Demnach ist ein kommunikativer Prozess grundsätzlich auch erforderlich, soweit es § 46a Nr. 1 StGB genügen lässt, dass der Täter die Wiedergutmachung seiner Tat ernsthaft erstrebt. Auch für diese Variante des Täter-Opfer-Ausgleichs kommt es darauf an, inwieweit der Täter das Opfer an diesem beteiligt und es sich auf freiwilliger Grundlage hierzu bereitfindet (vgl. BGH, Urteile vom 24. August 2017 - 3 StR 233/17 Rn. 14; vom 7. Dezember 2005 - 1 StR 287/05 Rn. 9; vom 28. Mai 2015 - 3 StR 89/15 Rn. 13). Lässt sich der Verletzte auf einen kommunikativen Prozess nicht ein, so hat dies der Täter - trotz der herabgesetzten Anforderungen an einen erfolgreichen Ausgleich - prinzipiell hinzunehmen; denn ohne Zustimmung des Opfers fehlt bereits die Basis für seine Bemühungen. Gegen den ausdrücklichen Willen des Verletzten darf die Eignung des Verfahrens für die Durchführung eines Täter-Opfer-Ausgleichs - zumindest im Grundsatz - nicht angenommen werden. Allein auf die Sicht „eines vernünftigen Dritten“ kommt es nicht an (vgl. BGH, Urteile vom 24. August 2017 - 3 StR 233/17 Rn. 14; vom 19. Dezember 2002 - 1 StR 405/02, aaO, S. 142 f.; vom 26. August 2003 - 1 StR 174/03 Rn. 8 und vom 7. Dezember 2005 - 1 StR 287/05 Rn. 9). Deshalb hat das Tatgericht regelmäßig insbesondere Feststellungen dazu zu treffen, wie sich das Opfer zu den Bemühungen des Täters gestellt hat (vgl. BGH, Urteile vom 24. August 2017 - 3 StR 233/17 Rn. 15; vom 9. September 2004 - 4 StR 199/04 Rn. 9 und vom 28. Mai 2015 - 3 StR 89/15 Rn. 11).
b) Ob diese tatbestandlichen Voraussetzungen des § 46a Nr. 1 StGB im Blick auf einen kommunikativen Prozess vorliegen, wird durch das Landgericht nicht hinreichend belegt. Im Übrigen sind die diesbezüglichen Ausführungen des Landgerichts teilweise widersprüchlich.

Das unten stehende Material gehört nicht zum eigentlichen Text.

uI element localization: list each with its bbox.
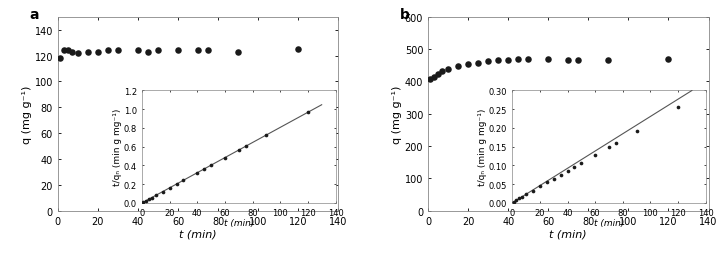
Point (192, 49, 204, 53)
Point (92, 51, 103, 55)
Point (72, 52, 84, 56)
Point (436, 70, 448, 74)
Point (172, 49, 184, 53)
X-axis label: t (min): t (min) (549, 228, 587, 238)
Point (482, 60, 494, 64)
Point (66, 51, 77, 55)
Point (442, 67, 454, 71)
Point (58, 49, 69, 53)
Text: b: b (400, 8, 410, 22)
Text: a: a (30, 8, 39, 22)
Point (462, 63, 474, 67)
Point (502, 58, 514, 62)
Point (232, 51, 244, 55)
Point (602, 58, 614, 62)
Y-axis label: q (mg g⁻¹): q (mg g⁻¹) (22, 85, 32, 143)
Point (492, 59, 504, 63)
Point (432, 73, 444, 77)
Point (112, 49, 124, 53)
X-axis label: t (min): t (min) (179, 228, 217, 238)
Point (453, 65, 464, 69)
Point (202, 49, 214, 53)
Point (513, 58, 524, 62)
Point (428, 75, 440, 79)
Point (82, 51, 94, 55)
Point (562, 58, 574, 62)
Point (293, 48, 304, 52)
Point (102, 49, 114, 53)
Point (132, 49, 144, 53)
Point (573, 59, 584, 63)
Y-axis label: q (mg g⁻¹): q (mg g⁻¹) (392, 85, 402, 143)
Point (663, 58, 675, 62)
Point (472, 62, 484, 66)
Point (542, 58, 554, 62)
Point (153, 49, 164, 53)
Point (54, 57, 66, 61)
Point (523, 58, 534, 62)
Point (62, 49, 74, 53)
Point (142, 51, 154, 55)
Point (424, 77, 436, 82)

aa) Nach den Feststellungen des Landgerichts handelt es sich bei dem Opfer um die minderjährige Tochter der Angeklagten als Nebenklägerin, die infolge einer Erkrankung in ihrer geistigen Entwicklung verzögert sowie in ihrer Intelligenzleistung vermindert ist. Sie befindet sich derzeit bei einer Pflegefamilie (UA S. 5). Im Rahmen eines Adhäsionsvergleichs haben die Angeklagte und die für die Nebenklägerin handelnde Nebenklägervertreterin einen Adhäsionsvergleich über die Zahlung eines Betrags von 25.000 Euro geschlossen. Weiter hat die Angeklagte auch einen an die Nebenklägerin adressierten Entschuldigungsbrief formuliert, der für diese hinterlegt werden soll, um später bei therapeutischem Bedarf darauf zugreifen zu können (UA S. 10). Das Landgericht ist davon ausgegangen, dass es an einem kommunikativen Prozess unter Einbeziehung des Opfers fehlt, da die Nebenklägerin weder unmittelbar in die Verhandlungen einbezogen noch über deren Verlauf oder Ergebnis informiert wurde (UA S. 24) und hat deshalb eine Strafrahmenverschiebung nach § 46a Nr. 1 StGB verneint.
bb) Diese fehlende Einbeziehung der Nebenklägerin wird durch die Feststellungen des Landgerichts nicht belegt.
So bleibt völlig offen, wie es konkret zum Abschluss des Adhäsionsvergleichs zwischen der Angeklagten und der Nebenklägerin gekommen ist. Zudem hat das Landgericht festgestellt, dass die Pflegemutter der Nebenklägerin den Inhalt der „Vorwürfe“ gegen die Angeklagte mitgeteilt hat, worauf die Nebenklägerin erklärt habe, dass sie sich das nicht vorstellen könne und es nicht so schlimm finde (UA S. 15 f.). Damit hat offensichtlich eine Kommunikation mit der Nebenklägerin über die Tatvorwürfe stattgefunden. Die Frage, ob die Nebenklägerin in diesem Rahmen oder später nicht doch in Bezug auf den von der Angeklagten beabsichtigten Ausgleich einbezogen wurde und sie davon Kenntnis erlangt hat, bleibt aber ebenso unerörtert wie die Frage, inwieweit diese Äußerungen der Nebenklägerin im Rahmen des § 46a StGB zu berücksichtigen sind. Die konkreten Umstände des Vergleichsabschlusses und der Einbeziehung der Nebenklägerin bedürfen daher einer neuen und eingehenderen Prüfung und Würdigung.
2. Die bisherigen Feststellungen zum Täter-Opfer-Ausgleich (§ 46a StGB) werden aufgehoben (§ 353 Abs. 2 StPO), um dem neuen Tatrichter insoweit insgesamt widerspruchsfreie eigene Feststellungen zu ermöglichen. Die übrigen Feststellungen zum Strafausspruch bleiben aufrechterhalten, da sie vom aufgezeigten Rechtsfehler nicht berührt werden. Der neue Tatrichter kann ergänzende Feststellungen treffen, die mit den bisherigen nicht in Widerspruch stehen.